Lockheed’s LM LINUSS is one step in solving this problem. Consisting of toaster-sized LM 50 2U CubeSats, the system is designed to carry out highly-automated rendezvous and proximity operations (RPO) needed to maneuver in multi-satellite constellations in a prelude to one day being able to service them.
In the recent demonstration, one satellite acted as the passive target while another took the role of service vehicle. Using online navigation algorithms and artificial intelligence, the service vehicle successfully approached and rendezvoused with the target.
In addition, the satellites tested Lockheed Martin’s Horizon 2.0 command and control (C2) software and SmartSat software; maintained connection for telemetry, tracking, and control; and demonstrated a low-toxicity propulsion system, machine vision, and validated the use of 3D-printed components.
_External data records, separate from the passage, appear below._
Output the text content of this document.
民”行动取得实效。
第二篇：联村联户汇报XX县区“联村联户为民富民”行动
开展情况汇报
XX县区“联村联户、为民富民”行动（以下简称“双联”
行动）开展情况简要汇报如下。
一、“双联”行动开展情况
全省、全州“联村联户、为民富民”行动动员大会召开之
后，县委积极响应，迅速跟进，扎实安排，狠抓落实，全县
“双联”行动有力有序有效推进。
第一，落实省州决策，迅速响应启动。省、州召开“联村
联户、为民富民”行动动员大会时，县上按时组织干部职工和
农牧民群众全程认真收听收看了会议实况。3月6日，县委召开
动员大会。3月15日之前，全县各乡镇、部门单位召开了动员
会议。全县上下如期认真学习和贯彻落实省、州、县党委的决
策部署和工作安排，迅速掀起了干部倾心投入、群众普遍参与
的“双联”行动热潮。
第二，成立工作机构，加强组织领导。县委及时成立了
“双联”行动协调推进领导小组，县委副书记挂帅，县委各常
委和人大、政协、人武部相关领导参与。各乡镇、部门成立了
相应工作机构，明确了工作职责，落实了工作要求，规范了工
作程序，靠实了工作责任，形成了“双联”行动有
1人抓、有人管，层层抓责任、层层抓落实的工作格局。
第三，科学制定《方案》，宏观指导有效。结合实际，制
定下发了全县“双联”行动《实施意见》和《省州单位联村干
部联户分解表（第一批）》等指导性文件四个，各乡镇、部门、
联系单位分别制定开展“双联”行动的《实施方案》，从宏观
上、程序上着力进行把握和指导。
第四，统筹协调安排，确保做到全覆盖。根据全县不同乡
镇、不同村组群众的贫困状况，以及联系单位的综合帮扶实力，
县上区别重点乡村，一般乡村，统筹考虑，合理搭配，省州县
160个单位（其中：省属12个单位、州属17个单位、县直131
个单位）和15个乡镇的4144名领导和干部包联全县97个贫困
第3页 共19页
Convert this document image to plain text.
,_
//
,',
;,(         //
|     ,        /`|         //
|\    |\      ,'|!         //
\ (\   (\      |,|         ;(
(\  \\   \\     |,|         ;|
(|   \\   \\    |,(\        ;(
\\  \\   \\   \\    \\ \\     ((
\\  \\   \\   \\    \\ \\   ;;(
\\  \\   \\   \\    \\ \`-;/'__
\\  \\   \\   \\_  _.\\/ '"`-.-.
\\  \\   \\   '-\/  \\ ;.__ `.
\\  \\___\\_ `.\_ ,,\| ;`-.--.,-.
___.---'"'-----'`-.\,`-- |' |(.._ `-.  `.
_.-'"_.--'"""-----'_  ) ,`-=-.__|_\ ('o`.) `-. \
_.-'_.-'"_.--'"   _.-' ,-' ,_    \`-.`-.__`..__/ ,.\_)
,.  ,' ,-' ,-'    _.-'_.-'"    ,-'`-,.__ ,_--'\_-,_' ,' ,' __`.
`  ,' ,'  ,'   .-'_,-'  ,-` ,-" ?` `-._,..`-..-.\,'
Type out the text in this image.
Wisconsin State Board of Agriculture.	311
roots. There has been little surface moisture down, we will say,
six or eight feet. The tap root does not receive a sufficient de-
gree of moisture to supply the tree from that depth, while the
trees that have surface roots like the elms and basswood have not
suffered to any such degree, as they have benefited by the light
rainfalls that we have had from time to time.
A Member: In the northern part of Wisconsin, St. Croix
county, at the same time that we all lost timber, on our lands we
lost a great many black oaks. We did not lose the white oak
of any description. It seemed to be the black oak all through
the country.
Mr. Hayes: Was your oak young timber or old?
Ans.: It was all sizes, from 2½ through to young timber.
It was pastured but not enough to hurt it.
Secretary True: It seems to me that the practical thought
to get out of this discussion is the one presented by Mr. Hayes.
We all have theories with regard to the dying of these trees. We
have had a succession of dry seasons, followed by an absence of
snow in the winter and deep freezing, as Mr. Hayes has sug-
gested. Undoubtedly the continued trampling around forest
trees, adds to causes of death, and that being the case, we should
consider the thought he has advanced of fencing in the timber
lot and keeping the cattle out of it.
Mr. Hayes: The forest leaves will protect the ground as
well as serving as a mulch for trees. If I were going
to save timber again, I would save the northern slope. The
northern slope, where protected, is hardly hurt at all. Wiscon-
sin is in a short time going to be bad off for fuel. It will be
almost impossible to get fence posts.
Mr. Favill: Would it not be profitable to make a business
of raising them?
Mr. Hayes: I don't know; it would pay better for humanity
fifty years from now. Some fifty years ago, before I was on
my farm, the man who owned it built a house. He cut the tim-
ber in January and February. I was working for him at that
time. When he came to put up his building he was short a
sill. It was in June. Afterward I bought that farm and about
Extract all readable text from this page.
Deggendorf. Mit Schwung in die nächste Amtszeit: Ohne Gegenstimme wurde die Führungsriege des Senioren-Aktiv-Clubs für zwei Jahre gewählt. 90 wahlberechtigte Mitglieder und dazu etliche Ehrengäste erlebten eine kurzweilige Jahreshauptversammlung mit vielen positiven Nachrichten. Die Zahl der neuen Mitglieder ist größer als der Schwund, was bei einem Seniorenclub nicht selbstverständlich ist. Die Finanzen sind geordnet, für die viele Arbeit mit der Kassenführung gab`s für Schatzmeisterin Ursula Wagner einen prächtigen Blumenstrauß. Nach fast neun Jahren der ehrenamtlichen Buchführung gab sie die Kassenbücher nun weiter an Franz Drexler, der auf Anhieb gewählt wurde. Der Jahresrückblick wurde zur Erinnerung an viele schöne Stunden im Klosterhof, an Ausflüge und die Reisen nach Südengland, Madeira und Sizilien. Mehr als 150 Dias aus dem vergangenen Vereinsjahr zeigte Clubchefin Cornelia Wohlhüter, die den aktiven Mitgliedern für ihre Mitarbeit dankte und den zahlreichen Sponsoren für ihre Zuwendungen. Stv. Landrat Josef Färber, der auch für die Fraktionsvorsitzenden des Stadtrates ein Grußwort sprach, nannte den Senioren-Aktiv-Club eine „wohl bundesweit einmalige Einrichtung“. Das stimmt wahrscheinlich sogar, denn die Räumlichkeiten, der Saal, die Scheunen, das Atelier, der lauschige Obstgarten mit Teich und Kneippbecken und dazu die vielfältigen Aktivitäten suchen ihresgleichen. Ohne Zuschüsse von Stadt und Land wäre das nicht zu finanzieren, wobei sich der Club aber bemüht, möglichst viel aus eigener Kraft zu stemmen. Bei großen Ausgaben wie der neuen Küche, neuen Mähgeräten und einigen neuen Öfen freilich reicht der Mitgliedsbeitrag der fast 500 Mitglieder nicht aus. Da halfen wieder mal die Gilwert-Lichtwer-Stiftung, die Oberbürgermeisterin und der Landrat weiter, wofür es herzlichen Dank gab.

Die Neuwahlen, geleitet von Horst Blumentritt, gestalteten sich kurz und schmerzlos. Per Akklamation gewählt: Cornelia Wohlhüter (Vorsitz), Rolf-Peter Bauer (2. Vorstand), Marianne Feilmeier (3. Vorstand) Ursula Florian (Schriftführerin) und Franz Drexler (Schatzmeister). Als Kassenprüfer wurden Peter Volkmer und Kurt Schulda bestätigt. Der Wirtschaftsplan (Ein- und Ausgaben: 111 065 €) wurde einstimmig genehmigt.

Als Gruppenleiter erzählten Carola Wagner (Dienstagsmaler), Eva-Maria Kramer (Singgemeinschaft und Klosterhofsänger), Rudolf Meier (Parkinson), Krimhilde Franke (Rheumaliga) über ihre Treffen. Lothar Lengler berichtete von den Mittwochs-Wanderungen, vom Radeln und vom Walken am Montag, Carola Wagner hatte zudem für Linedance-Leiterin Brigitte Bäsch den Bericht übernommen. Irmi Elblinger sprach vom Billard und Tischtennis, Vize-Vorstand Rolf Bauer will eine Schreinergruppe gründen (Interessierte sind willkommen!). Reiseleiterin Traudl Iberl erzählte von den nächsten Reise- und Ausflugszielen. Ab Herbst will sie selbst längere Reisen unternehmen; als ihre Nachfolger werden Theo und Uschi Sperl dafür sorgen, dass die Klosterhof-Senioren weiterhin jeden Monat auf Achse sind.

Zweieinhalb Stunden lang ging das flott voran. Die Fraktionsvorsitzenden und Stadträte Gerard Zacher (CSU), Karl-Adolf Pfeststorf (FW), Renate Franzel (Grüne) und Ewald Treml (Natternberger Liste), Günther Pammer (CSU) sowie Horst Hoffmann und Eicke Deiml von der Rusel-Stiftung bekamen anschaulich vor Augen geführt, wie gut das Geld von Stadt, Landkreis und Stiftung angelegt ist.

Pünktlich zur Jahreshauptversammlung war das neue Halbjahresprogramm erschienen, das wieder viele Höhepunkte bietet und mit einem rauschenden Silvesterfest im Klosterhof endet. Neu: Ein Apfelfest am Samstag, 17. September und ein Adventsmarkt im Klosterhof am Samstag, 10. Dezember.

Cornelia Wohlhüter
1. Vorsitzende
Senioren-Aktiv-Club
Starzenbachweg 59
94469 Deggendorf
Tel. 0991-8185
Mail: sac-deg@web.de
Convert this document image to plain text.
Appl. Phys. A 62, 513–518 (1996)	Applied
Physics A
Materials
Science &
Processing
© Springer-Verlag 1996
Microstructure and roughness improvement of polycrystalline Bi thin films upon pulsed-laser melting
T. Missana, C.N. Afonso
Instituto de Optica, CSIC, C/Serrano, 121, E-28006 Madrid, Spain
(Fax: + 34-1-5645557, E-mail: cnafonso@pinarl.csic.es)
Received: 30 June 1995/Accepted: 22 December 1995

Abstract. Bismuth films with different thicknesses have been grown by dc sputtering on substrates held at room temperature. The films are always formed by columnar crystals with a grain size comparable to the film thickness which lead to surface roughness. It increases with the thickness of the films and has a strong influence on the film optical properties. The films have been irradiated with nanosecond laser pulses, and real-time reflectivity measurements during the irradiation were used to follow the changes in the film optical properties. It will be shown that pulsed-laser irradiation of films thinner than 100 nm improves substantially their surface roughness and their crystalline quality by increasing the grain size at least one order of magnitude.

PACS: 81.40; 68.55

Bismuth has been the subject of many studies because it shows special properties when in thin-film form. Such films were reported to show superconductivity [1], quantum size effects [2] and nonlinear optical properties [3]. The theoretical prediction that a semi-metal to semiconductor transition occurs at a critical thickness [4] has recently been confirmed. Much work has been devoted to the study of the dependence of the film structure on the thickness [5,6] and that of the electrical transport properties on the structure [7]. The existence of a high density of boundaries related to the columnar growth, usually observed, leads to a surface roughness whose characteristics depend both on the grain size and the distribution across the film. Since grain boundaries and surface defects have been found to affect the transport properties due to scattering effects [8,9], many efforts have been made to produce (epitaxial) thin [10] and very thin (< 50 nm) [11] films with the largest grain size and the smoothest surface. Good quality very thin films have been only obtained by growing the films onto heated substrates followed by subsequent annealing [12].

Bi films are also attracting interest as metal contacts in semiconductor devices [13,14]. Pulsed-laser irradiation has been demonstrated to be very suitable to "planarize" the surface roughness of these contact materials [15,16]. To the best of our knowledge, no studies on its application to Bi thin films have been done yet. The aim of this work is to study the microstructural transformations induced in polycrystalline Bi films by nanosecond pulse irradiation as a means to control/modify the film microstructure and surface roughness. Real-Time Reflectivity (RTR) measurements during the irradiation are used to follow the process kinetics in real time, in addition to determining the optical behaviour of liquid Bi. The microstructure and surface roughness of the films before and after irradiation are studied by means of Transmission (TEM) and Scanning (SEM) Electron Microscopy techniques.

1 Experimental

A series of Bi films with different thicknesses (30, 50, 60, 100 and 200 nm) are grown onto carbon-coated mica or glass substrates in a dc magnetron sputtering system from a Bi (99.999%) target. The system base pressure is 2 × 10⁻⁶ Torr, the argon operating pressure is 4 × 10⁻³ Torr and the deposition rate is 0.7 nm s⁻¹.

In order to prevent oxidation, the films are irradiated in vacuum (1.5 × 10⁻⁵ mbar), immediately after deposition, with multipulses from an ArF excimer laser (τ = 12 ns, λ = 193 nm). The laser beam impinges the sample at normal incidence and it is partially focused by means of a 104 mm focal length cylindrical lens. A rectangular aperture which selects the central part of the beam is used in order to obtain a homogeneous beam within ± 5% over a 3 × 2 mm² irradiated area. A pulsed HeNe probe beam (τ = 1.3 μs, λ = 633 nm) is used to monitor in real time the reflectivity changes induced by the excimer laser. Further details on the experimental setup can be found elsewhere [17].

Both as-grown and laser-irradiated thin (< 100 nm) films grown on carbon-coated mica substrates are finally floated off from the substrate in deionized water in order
“The LM LINUSS pathfinder is an excellent example of how Lockheed Martin is investing in innovation in the real world, “said Johnathon Caldwell, Lockheed Martin, vice president and general manager, Military Space. “Agile development, cloud-based operations, and smallsat platforms came together at speed and in orbit, where the real test of technology occurs. Through the accomplishments of LM LINUSS, Lockheed Martin is pioneering how future small and medium class missions will be upgraded on-orbit, and continuing to develop critical, breakthrough technologies that keep our customers ahead of ready.”